Già lo storico comitato No triv di Noto, attraverso un suo documento, ha lanciato la sfida e l’allarme e con esso tutte le associazioni che hanno combattuto la difficile battaglia contro le trivellazioni nell’area degli iblei, (Natura Sicula, Associazione Albergatori di Noto, Ambiente e Macchia Mediterranea, Agenda 21, Sciami, NotoAmbiente, Archeoclub, Ente Fauna Siciliana, Case Sparse dell’Agro Netino, Acquanuvena) salvaguardando il dna prezioso di un territorio incomparabile. Ora bisogna agire per creare dighe insormontabili sul mare di quell’area. Orde di nuovi pirati, dal cuore nero e dagli artigli affilati, sono alle porte (la Schlumberger Italiana, filiale della texana Schlumberger Oilfield Services, la Transunion Petroleum Italia, interfaccia della britannica Transunion Limite, ed altre ancora) sono pronte a sconvolgere con le loro attività questa estesa fascia marina per migliaia di chilometri all’interno e a ridosso delle 12 miglia. Altererebbero con le loro tecniche di prospezione (l’airgun) i fondali, l’habitat; colpirebbero in modo letale la fauna, riverserebbero sulle coste gli effetti disastrosi delle loro operazioni.

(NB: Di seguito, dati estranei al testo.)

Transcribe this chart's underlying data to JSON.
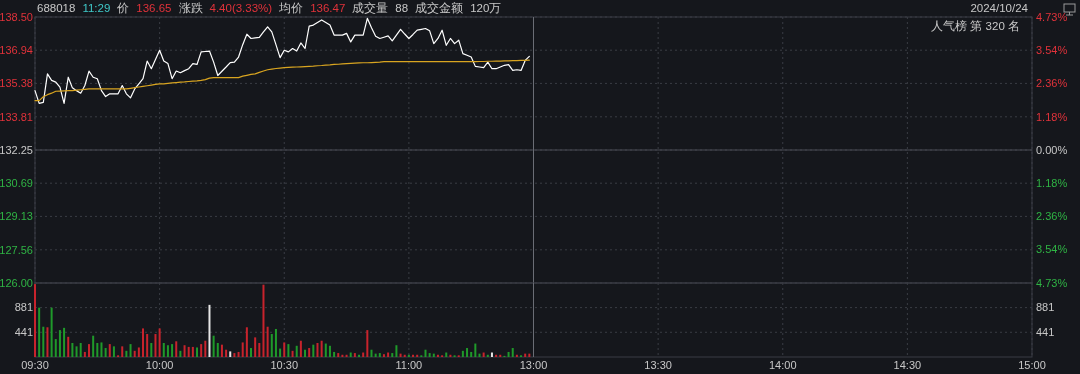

È necessario allora che tutti i comuni, non solo Noto che con grande coerenza ha preso posizione deliberando la sua contrarietà anche all’assalto sul mare, ma anche Pachino, Avola, Portopalo di Capo Passero, Pozzallo, Modica, si uniscano sullo stesso obiettivo. È necessario sapere che, se si avviassero le prospezioni richieste, l’intera marineria da Avola a Pozzallo, ma in particolare quella di Portopalo, con la sua importante flotta peschereccia, rischierebbe di vedere compromessa l’attività di pesca, per lo sconvolgimento che subirebbero i banchi delle aree di pesca e il diradamento delle specie ittiche. A pochi e spregiudicati interessi di società, alle quali poco importa ciò che potrebbero subire le popolazioni costiere, corrisponderebbe la perdita di reddito e di lavoro di centinaia di famiglie che vivono delle risorse del mare. Non si può perdere tempo. Occorrono scelte rapide e il più ampio coinvolgimento delle popolazioni.